Saturday, May 16, 2026

Beethoven’s Fidelio at Severance

Franz Welser-Möst and the Cleveland Orchestra are wrapping up the 2025-2026 Season this month, and this weekend featured the orchestra’s annual opera production: Beethoven’s only work in the genre, Fidelio.

Let’s put the obvious up front, as an opera, Fidelio has strengths and glaring weaknesses.  It went through two failed productions in 1805 and 1806 before it was heavily revised and successfully mounted in 1814.  Beethoven was never a great writer for the voice, and this opera puts that limitation front and center. The libretto, which was based on two previous operas, centers around a woman who disguises herself as a man to get a job as a prison guard and free her husband from captivity.  Beethoven’s pacing is uneven and things don’t really get moving until the second act.  Yet what matters most is not the details of the plot, but the thematic context: the durability of love and freedom from oppression.

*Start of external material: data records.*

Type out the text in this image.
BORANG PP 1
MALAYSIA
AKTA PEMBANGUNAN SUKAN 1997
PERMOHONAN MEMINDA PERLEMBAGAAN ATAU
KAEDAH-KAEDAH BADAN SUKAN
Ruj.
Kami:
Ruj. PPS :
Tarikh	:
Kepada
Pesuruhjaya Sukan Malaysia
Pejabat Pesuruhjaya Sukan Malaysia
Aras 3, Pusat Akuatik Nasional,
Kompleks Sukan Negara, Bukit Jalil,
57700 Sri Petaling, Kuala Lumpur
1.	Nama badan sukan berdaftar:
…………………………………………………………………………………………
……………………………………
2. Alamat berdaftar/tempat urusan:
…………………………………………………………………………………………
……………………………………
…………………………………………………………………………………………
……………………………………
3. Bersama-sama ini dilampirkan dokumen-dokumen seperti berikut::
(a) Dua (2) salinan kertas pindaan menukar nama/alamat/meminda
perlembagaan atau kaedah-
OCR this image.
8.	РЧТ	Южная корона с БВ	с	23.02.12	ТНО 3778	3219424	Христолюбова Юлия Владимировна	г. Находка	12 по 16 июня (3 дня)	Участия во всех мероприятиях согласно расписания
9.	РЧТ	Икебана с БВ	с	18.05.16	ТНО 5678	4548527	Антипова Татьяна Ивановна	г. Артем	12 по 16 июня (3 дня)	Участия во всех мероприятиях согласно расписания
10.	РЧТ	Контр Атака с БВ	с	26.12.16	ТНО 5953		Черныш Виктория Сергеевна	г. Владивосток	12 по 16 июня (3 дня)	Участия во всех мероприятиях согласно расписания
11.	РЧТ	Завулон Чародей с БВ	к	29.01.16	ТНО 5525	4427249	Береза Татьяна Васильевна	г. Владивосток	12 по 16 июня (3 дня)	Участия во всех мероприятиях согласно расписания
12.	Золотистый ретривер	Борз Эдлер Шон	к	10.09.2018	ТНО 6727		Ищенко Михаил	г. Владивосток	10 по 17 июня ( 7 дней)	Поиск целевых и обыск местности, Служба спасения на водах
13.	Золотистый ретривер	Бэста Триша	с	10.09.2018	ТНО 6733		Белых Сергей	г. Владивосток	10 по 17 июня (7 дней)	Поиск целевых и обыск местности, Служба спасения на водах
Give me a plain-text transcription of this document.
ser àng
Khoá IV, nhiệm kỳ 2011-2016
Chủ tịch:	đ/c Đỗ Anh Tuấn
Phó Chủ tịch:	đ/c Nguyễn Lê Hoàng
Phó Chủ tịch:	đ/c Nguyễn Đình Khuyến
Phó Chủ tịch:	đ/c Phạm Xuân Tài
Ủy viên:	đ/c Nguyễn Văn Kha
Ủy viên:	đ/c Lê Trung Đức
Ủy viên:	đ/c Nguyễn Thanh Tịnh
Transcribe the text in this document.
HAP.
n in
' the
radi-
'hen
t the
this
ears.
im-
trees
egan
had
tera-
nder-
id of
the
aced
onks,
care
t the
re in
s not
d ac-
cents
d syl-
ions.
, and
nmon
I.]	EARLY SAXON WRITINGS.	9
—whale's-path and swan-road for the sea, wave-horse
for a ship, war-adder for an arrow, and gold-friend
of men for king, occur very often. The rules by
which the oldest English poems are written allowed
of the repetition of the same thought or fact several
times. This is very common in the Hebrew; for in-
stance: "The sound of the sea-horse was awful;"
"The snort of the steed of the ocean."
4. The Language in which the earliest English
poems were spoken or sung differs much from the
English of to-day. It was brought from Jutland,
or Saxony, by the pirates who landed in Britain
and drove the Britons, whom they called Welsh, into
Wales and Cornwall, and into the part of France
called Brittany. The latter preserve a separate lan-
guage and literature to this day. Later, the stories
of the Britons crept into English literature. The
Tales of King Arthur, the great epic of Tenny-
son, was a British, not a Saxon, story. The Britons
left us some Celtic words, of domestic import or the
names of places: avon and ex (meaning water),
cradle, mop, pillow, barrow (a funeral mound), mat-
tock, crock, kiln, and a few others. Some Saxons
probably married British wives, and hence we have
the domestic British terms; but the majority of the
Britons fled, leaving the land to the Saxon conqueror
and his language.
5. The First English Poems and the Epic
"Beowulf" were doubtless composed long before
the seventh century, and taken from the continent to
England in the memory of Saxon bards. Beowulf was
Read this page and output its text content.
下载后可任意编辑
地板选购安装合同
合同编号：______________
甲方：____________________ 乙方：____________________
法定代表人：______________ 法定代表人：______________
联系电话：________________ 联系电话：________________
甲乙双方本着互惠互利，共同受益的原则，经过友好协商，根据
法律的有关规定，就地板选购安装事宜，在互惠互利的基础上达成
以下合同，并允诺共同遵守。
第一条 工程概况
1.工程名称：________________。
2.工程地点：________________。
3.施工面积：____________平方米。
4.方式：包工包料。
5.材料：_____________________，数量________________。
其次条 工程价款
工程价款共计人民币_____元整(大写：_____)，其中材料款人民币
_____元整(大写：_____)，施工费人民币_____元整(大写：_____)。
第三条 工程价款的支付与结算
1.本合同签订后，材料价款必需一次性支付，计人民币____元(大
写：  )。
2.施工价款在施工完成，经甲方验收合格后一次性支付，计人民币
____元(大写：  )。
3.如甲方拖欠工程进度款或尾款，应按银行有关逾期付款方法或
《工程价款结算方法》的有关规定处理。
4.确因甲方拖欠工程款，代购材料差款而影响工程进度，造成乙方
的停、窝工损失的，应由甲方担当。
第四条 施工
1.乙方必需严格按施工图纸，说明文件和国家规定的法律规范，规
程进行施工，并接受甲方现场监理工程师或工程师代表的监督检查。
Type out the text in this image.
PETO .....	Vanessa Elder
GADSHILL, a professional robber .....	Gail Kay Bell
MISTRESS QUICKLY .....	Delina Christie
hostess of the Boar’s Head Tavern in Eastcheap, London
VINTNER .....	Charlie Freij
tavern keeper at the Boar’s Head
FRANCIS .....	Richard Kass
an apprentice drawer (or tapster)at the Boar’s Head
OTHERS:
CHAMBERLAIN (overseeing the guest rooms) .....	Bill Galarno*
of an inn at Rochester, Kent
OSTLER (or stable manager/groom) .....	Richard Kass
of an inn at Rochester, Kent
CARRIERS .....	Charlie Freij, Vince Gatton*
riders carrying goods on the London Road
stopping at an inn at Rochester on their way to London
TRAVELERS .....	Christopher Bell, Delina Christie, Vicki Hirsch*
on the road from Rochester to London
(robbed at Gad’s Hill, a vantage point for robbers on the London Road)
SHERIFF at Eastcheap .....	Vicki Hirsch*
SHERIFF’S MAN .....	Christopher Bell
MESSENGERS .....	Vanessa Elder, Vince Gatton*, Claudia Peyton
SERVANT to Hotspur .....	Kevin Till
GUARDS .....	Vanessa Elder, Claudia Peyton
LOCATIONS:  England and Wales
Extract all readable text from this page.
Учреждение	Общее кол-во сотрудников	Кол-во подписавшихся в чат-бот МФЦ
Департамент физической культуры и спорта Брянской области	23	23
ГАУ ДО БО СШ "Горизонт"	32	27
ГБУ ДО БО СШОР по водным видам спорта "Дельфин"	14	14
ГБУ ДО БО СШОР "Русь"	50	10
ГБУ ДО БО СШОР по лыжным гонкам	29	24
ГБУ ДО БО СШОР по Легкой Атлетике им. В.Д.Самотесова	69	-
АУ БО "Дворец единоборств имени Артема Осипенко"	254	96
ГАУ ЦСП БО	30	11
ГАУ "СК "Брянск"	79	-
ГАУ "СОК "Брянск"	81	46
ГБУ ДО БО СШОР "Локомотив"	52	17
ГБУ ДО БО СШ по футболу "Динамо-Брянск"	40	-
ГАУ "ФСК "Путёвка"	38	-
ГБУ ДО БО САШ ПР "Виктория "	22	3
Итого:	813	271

This was my first time seeing Fidelio.  Though it was presented without staging, several things came through that aren’t that apparent on recordings: the humor when Marzelline snarkily resists Jaquino’s advances in the first act; or the absurdity when Rocco notes of Leonore/Fidelio “this woman was about to become my son-in-law!”

As usual, the orchestra played spotlessly and with superb balance, so the singers were never overpowered.  Welser-Möst’s pacing was masterful.  Tony F. Sias presented the narrative sections in English which helped clarify the plot.  The singers were consistently on a high level; but special mention must be made of David Butt Philip’s performance as Florestan, whose opening “GOTT!” was simply astonishing.



In today’s era, particularly in the United States, when LGBTQ people find their rights being threatened, and when trans and non-binary people are subject to increasing hostility, the Cleveland Orchestra’s production of Fidelio can be legitimately seen as having more than musical context.  The past few years have demonstrated that this valued and venerable Cleveland institution is unafraid to make statements that go beyond pure music. 

Sunday, May 10, 2026

Prokofiev, Neuwirth, and Wagner with Welser-Möst and Widmann

With the Cleveland Orchestra’s 2025-2026 season approaching its close, music director Franz Welser-Möst returned to the podium to lead a program that seemed tailor made for the ensemble: a popular early-20th Century Symphony, the US premiere of a new work, capped off by roof-shaking opera excepts from the 19th Century.

The concert opened in with a perfectly proportioned rendition of Prokofiev’s Symphony No. 1 in C major, the so-called “Classical” symphony.  Welser-Möst adopted a slightly more relaxed tempo than usual for the opening movement, almost an Allegro moderato instead of Allegro. This contrasted nicely with a somewhat brisker than usual second movement, before moving onto a Gavotte which featured some beautifully timed rubati when the winds entered with the main theme.  The Finale, which featured the repeat, was especially buoyant.

Clarinet soloist Jörg Widmann (a composer himself) joined Welser-Möst and the orchestra for Zones of Blue, a new work by Austrian composer Olga Neuwirth.  This is one of those works which takes the “everything but the kitchen sink” approach to orchestration.  I won’t waste your time or my mental energy going over the details of a work which was a curious mix of half-hearted riffs from Gershwin (including the opening salvo of Rhapsody in Blue) and Miles Davis, mixed with orchestral noise. I have never particularly cared for the sound of the clarinet, and this work only served to aggravate my tinnitus.

The second half of the concert was devoted to a well-selected grouping of from Götterdämmerung, the final opera in Wagner’s The Ring of the Nibelung tetralogy.  Welser-Möst’s approach to Wagner somewhat reminds me of Karl Böhm’s.  He keeps the tempos moving yet flexible, without allowing the orchestra to sound overly bombastic – as doing so in an actual operatic performance would overwhelm the singers.  This made for an effective, cohesive presentation of what are usually derisively referred to as “bleeding chunks” from Wagner’s epic.



A relic from an earlier era at Severance


The previous day, Daniel and I attended a performance The Outsiders musical at Connor Palace theatre in Playhouse Square.  The performers should be lauded, but the musical numbers themselves were weak.  The whole did not pack the emotional punch of the 1983 film.